MASSIVE POLICE MANHUNT
 
Police Chief Charles Moose, head of the sniper task force, had announced late on Wednesday, only about four hours before the arrest, that police were searching for Muhammad and an unidentified minor.
 
"We believe that Mr. Muhammad may have information material to our investigation," he had said.
 
Moose also said police were looking for a burgundy or blue 1990 Chevrolet Caprice with New Jersey number plates.
 
The two men were found sleeping in the car, with number plates matching those given by the task force, along a highway in Frederick County, Maryland, about 50 miles northwest of Washington.
 
Shipley said one of the men was aged about 40, the other about 20.
 
Moose had said Muhammad was believed to be traveling with an unidentified minor. Local media had said he was traveling with his 17-year-old stepson.
 
FBI agents had searched a property in Tacoma on Wednesday with metal detectors and other equipment on Wednesday, and made inquiries about two people who lived in Bellingham, another city in Washington state, until about nine months ago.
 
The Baltimore Sun newspaper reported on Thursday that the tip that led police to Muhammad came from a Tacoma area phone.
 
The newspaper said police had received a critical clue from a caller who said he was the sniper.

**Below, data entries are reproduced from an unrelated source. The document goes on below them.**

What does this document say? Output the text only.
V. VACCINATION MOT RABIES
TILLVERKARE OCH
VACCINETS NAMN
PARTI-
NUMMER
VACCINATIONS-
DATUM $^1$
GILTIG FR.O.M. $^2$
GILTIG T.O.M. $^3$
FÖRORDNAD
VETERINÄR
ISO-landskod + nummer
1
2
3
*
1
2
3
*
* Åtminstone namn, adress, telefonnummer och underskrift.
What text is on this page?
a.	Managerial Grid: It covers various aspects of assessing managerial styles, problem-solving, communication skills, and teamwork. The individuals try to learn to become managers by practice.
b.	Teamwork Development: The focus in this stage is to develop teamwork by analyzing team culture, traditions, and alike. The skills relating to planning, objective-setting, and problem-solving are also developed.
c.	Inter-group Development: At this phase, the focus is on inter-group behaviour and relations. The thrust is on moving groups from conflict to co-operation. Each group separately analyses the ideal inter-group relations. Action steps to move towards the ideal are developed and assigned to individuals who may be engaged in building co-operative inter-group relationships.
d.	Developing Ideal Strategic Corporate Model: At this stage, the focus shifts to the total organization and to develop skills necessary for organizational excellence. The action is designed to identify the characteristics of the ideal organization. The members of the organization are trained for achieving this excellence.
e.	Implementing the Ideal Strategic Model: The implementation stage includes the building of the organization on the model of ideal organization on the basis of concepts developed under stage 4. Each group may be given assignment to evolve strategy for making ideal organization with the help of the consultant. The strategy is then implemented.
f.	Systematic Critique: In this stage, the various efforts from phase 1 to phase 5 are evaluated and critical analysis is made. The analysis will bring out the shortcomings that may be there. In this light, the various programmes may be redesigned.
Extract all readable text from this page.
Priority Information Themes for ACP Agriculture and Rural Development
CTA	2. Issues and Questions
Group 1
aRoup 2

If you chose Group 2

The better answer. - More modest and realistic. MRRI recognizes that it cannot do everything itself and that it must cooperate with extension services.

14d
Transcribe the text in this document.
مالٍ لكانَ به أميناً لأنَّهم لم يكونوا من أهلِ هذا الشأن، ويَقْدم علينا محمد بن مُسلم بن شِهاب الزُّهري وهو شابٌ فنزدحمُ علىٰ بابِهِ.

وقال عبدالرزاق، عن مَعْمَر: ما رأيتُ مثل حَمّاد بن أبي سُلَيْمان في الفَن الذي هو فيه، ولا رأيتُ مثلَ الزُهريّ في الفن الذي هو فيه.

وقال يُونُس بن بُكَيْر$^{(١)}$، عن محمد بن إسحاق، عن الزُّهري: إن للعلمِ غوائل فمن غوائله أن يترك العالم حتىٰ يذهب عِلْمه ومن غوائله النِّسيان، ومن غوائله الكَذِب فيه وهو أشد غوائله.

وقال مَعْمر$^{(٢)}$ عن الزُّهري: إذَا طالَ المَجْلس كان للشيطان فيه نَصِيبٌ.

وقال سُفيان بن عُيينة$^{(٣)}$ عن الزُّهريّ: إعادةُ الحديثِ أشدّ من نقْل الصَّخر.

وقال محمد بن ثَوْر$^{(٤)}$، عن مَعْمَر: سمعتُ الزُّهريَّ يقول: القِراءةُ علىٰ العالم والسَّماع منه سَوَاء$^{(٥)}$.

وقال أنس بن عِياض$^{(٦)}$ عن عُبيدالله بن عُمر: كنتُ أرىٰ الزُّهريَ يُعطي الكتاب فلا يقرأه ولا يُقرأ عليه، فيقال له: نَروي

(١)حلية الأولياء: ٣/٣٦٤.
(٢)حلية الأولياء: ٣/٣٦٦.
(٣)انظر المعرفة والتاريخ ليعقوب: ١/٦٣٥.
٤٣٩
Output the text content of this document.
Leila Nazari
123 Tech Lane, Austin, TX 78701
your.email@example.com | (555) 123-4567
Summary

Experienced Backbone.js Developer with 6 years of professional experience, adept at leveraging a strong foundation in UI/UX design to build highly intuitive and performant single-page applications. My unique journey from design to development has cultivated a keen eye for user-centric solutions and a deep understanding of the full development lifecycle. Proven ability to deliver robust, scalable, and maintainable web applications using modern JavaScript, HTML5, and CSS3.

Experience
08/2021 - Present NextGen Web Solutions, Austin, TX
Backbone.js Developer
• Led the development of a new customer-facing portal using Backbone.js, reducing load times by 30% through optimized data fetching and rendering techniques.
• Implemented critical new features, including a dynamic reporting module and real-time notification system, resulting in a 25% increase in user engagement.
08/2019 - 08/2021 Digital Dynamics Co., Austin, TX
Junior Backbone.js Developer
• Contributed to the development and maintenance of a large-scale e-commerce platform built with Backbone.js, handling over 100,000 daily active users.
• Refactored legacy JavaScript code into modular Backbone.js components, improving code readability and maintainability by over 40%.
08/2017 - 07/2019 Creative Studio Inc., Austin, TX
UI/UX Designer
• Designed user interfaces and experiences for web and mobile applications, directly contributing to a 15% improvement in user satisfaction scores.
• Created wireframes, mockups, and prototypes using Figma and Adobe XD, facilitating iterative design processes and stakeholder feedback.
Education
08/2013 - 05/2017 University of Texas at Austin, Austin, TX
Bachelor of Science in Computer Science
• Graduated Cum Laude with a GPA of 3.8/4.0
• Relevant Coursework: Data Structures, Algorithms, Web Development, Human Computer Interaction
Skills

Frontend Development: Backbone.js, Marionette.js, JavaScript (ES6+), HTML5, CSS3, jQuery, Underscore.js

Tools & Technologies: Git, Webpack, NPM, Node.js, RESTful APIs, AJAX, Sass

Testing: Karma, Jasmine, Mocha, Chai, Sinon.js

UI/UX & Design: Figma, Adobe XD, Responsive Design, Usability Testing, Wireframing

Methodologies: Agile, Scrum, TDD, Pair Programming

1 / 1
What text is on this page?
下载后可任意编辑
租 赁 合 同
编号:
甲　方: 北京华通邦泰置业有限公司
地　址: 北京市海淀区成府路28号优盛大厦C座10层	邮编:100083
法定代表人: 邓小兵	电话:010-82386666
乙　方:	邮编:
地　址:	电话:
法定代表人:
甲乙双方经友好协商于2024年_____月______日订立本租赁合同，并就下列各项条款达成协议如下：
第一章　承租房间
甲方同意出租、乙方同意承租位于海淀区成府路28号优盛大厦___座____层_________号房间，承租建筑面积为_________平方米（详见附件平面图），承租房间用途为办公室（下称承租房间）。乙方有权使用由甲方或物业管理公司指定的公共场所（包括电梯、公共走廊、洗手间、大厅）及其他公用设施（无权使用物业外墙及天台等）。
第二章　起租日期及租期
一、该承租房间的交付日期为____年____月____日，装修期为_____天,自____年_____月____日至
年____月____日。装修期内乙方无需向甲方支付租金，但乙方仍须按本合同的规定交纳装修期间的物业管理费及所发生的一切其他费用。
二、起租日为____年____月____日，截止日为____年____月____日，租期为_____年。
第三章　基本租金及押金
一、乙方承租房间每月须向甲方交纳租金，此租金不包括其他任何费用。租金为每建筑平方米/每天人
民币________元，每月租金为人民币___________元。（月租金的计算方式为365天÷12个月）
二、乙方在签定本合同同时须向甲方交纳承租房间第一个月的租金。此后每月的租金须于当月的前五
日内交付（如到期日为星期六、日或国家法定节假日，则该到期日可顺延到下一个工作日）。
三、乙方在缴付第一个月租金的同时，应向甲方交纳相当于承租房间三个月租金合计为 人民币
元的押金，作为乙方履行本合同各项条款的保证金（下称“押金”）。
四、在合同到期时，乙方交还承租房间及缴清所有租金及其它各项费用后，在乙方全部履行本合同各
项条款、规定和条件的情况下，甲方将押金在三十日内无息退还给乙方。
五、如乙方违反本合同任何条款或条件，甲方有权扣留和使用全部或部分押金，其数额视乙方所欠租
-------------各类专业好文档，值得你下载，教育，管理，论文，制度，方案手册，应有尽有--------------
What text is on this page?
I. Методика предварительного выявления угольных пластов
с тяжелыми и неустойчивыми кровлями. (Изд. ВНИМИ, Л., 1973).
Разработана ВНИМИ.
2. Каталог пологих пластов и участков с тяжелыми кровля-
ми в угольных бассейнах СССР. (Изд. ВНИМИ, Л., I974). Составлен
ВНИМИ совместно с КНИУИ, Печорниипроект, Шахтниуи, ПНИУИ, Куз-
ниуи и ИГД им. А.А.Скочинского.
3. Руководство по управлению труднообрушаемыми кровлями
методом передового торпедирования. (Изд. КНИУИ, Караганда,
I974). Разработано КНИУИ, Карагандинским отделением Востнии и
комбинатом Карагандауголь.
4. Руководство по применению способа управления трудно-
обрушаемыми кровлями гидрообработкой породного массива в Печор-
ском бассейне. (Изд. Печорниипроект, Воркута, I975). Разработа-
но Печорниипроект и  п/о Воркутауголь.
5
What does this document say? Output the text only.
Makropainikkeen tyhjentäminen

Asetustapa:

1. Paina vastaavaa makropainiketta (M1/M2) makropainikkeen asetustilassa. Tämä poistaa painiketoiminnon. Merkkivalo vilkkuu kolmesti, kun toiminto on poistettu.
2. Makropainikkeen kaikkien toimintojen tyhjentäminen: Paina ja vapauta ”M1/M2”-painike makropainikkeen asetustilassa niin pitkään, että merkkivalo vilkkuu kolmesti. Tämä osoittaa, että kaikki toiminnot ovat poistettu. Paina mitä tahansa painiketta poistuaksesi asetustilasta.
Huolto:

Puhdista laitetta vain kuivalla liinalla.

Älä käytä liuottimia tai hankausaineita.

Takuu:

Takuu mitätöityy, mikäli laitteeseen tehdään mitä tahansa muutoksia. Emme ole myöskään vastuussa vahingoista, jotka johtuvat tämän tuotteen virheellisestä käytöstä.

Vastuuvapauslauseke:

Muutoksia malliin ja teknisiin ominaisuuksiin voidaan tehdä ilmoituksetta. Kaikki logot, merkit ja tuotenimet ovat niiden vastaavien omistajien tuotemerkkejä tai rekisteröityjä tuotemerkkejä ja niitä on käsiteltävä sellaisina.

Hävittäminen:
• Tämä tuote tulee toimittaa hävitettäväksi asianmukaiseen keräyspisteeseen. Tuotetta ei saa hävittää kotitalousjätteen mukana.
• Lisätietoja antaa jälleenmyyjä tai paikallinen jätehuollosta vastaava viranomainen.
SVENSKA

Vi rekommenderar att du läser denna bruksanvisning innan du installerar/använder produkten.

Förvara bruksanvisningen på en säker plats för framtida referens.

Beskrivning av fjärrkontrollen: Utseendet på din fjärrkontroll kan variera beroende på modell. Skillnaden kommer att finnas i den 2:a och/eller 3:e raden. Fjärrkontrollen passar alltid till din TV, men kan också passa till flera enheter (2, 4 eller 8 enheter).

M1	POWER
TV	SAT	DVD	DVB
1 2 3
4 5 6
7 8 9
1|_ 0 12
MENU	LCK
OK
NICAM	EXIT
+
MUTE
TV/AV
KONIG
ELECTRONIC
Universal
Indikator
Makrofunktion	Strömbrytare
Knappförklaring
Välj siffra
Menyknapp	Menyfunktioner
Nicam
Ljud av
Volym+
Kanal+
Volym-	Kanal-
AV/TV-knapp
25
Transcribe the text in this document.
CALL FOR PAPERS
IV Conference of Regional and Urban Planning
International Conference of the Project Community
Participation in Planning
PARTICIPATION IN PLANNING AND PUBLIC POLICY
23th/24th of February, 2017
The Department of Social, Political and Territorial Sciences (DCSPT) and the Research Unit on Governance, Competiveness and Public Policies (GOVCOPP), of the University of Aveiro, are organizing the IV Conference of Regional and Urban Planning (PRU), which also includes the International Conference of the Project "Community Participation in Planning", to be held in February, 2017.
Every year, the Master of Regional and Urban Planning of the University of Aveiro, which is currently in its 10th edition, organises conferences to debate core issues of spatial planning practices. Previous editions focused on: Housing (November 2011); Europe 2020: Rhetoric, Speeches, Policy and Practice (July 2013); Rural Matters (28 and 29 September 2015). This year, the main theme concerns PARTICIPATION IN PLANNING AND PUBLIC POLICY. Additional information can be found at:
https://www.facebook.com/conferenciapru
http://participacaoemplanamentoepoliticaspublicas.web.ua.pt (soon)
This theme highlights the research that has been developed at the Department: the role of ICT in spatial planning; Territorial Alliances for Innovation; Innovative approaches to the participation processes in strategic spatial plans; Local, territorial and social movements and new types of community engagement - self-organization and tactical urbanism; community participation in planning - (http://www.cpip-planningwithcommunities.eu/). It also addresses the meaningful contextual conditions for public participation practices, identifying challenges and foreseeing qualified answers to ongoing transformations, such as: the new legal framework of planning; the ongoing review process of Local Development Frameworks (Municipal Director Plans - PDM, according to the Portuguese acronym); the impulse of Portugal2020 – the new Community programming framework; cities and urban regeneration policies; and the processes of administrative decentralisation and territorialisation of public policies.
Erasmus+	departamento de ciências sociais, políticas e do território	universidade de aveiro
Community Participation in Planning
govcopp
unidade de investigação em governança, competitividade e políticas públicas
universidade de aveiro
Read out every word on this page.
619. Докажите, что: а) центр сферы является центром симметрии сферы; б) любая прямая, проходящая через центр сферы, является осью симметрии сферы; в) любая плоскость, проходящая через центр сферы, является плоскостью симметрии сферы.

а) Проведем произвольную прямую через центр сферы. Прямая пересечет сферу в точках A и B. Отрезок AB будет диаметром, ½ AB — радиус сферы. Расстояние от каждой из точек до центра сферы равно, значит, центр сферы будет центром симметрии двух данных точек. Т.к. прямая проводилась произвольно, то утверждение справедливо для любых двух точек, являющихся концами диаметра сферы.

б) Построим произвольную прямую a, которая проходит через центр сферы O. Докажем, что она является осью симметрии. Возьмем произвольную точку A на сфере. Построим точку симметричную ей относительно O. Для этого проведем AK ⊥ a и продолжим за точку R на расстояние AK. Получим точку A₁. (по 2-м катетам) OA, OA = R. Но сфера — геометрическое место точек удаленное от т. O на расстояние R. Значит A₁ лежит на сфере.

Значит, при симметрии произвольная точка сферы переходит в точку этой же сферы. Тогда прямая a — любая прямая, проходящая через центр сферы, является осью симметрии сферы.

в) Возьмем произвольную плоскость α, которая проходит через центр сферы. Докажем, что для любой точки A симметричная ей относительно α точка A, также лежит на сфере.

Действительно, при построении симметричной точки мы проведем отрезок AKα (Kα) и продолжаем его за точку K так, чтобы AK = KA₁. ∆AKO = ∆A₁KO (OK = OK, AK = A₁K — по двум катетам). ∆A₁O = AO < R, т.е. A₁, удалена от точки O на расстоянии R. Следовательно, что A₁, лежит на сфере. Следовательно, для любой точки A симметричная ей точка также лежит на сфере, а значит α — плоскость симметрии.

He told police they should "check with the people in Montgomery" to prove he was serious.
 
They investigated shootings in Montgomery, Alabama, and found a shooting murder at which a fingerprint was found identified as being from Muhammad's stepson, the Baltimore Sun said.
 
CRYPTIC MESSAGES
 
Moose had also issued a message to the sniper at his news conference late on Wednesday.
 
"You asked us to say 'we have caught the sniper like a duck in a noose'. We understand that hearing us say this is important to you," Moose said. "However we want you to know how difficult it has been to understand what you want."
 
Police have not confirmed media reports that the sniper had left communications at least two of the shooting scenes asking for $10 million to stop the slayings.
 
Local and state police and federal agents had swooped down to arrest the two men, after cordoning off the area and closing off a seven-mile stretch of the normally busy highway for hours before dawn. Shipley said the two were taken without incident.
 
Moose had said Muhammad was charged with violations of federal firearms laws not related to the sniper killings that started on Oct. 2.
 
"A strong word of caution. Do not assume that the allegation, do not assume from this allegation, that John Allen Muhammad, also known as John Allen Williams, is involved in any of the shootings we are investigating," he said.